Arme landen lopen 44 miljard euro mis
Ontwikkelingslanden lopen 44,4 miljard euro aan potentiële handel mis door de handelsbelemmeringen van de Europese Unie. Het Nederlands aandeel hierin is 2,7 miljard euro, terwijl de Nederlandse regering aan ontwikkelingshulp in het rekenjaar 3,8 miljard euro uitgaf.
Dat blijkt uit een brief van minister Van Ardenne (Ontwikkelingssamenwerking) donderdag aan de Tweede Kamer.
Van Ardenne benadrukt in haar brief dat de verschillende cijfers niet zomaar bij elkaar opgeteld of van elkaar afgetrokken kunnen worden. Ze geven echter wel een inzicht, aldus de minister. De minister pleit al lang voor het wegnemen van handelsbeperkingen aan de kant van westerse landen. Het is een van haar thema’s tijdens de volgende wereldhandelsronde.
Uit de berekeningen, gebaseerd op het jaar 2002, blijkt verder dat het Nederlandse bedrijfsleven 1,6 miljard investeerde in ontwikkelingslanden. Maatschappelijke organisaties gaven 240 miljoen euro.

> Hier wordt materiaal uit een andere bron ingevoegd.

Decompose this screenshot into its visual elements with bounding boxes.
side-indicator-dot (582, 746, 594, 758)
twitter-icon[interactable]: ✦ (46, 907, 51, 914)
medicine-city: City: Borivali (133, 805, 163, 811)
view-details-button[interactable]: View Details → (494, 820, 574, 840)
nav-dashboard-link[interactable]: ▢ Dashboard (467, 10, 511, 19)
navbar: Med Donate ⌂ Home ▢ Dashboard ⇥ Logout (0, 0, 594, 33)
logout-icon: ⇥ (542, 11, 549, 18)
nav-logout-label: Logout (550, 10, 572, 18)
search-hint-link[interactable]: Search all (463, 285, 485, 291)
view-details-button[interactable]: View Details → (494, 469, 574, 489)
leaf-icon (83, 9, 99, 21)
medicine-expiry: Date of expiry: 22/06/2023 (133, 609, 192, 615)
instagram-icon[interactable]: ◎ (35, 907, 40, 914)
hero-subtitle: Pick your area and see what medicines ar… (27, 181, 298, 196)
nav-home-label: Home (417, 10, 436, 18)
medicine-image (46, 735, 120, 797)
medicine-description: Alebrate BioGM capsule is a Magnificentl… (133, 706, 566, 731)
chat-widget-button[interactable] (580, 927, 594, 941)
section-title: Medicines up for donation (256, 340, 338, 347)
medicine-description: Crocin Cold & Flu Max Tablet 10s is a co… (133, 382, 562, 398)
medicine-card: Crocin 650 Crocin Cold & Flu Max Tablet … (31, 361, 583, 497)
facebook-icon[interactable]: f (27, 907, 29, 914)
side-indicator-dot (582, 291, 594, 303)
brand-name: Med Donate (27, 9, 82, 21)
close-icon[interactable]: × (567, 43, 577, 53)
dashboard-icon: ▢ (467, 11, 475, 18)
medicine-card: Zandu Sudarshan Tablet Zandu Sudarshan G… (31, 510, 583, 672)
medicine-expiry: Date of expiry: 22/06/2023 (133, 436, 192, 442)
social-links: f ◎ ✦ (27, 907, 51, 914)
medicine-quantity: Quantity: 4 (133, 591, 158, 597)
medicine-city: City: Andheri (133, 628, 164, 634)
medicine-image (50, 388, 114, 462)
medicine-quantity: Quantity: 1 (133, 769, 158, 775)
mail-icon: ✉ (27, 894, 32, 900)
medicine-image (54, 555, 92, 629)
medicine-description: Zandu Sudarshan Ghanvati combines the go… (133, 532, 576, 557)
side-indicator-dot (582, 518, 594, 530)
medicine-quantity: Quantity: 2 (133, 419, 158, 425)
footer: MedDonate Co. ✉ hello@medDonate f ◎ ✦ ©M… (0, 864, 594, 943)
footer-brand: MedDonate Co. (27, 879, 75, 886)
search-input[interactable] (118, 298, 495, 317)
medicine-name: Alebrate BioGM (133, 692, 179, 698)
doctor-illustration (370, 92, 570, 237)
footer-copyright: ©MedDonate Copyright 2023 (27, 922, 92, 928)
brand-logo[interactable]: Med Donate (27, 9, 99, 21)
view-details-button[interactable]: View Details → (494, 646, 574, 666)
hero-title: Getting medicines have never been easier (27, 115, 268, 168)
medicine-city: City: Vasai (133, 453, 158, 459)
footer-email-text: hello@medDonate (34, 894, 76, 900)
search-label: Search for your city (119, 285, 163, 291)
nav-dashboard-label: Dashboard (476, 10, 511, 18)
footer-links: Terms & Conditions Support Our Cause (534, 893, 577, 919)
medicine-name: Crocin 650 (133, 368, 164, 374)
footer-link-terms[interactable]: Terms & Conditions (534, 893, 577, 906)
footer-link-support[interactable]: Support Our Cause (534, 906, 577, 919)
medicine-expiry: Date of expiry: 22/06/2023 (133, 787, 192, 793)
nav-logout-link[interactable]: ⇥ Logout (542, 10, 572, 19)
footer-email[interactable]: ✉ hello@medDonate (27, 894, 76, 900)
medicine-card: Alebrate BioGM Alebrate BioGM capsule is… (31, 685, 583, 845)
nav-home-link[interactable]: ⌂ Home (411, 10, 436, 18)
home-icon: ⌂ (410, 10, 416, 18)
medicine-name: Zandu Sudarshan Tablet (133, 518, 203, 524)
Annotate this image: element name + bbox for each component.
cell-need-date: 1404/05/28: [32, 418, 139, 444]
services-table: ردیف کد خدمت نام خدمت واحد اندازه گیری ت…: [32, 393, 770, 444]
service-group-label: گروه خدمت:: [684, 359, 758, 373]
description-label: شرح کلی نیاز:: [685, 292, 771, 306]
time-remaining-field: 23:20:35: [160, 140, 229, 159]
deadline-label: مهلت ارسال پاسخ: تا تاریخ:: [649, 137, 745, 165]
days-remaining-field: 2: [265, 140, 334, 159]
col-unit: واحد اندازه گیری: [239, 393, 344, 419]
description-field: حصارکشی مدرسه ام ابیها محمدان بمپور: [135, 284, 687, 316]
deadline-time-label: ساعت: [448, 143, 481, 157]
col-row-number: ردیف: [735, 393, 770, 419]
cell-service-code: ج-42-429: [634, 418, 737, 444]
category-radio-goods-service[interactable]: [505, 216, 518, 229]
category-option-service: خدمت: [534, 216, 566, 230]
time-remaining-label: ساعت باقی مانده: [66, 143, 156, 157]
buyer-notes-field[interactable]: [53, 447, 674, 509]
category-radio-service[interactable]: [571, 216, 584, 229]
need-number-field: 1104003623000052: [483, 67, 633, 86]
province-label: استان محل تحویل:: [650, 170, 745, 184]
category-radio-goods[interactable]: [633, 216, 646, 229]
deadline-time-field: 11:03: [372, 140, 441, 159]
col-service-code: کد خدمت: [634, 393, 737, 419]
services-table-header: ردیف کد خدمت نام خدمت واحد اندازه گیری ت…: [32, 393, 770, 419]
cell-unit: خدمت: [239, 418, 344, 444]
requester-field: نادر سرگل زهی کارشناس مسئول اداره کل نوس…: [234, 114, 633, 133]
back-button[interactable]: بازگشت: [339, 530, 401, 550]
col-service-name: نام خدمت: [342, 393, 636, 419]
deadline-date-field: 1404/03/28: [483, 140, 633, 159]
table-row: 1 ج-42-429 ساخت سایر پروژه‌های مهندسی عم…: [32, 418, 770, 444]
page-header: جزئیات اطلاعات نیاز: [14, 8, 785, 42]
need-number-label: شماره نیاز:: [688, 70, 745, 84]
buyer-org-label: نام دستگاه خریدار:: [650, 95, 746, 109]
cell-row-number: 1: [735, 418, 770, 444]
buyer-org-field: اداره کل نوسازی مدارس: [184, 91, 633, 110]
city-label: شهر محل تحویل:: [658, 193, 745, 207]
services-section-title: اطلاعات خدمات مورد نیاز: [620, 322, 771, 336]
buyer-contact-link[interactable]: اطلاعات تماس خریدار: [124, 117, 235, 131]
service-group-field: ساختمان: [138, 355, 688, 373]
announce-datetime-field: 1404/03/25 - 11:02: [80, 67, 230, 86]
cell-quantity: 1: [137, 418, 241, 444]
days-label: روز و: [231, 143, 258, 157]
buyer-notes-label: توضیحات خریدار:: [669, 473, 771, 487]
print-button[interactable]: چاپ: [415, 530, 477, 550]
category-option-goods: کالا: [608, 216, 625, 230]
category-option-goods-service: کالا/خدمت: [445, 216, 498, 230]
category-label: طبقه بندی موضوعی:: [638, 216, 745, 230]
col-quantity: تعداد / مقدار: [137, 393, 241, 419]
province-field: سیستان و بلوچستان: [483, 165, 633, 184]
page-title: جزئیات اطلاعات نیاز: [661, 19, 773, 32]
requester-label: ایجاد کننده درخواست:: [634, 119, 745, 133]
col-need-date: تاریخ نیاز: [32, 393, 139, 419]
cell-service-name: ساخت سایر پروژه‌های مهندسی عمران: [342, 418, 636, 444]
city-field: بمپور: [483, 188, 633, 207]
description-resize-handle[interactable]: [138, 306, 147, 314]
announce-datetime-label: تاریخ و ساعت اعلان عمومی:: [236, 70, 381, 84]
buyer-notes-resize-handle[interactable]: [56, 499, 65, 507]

Allochtonen maakten in 2002 ongeveer 700 miljoen euro over naar hun land van herkomst. Het gaat hier niet om landen als Suriname, Turkije of Marokko, maar om de armste ontwikkelingslanden in Afrika en Azië.
PvdA-kamerlid Samsom, die Van Ardenne had gevraagd om de berekening, stelt dat uit de rekensom blijkt dat Nederland „veel geeft, maar ook veel rooft.” Volgens hem komt Nederland als een van de weinige EU-landen „in de plus” met de ontwikkelingshulp, afgezet tegen de handelsbeperkingen.
Samsom: „In totaal rooft de EU meer met de handelsbarrières dan dat zij geeft aan hulp. Het is niet zo gek dat na dertig jaar hulp Afrika er niet op is vooruitgegaan. Het is dus niet zo dat hulp niet helpt, maar we hebben per saldo niet geholpen.”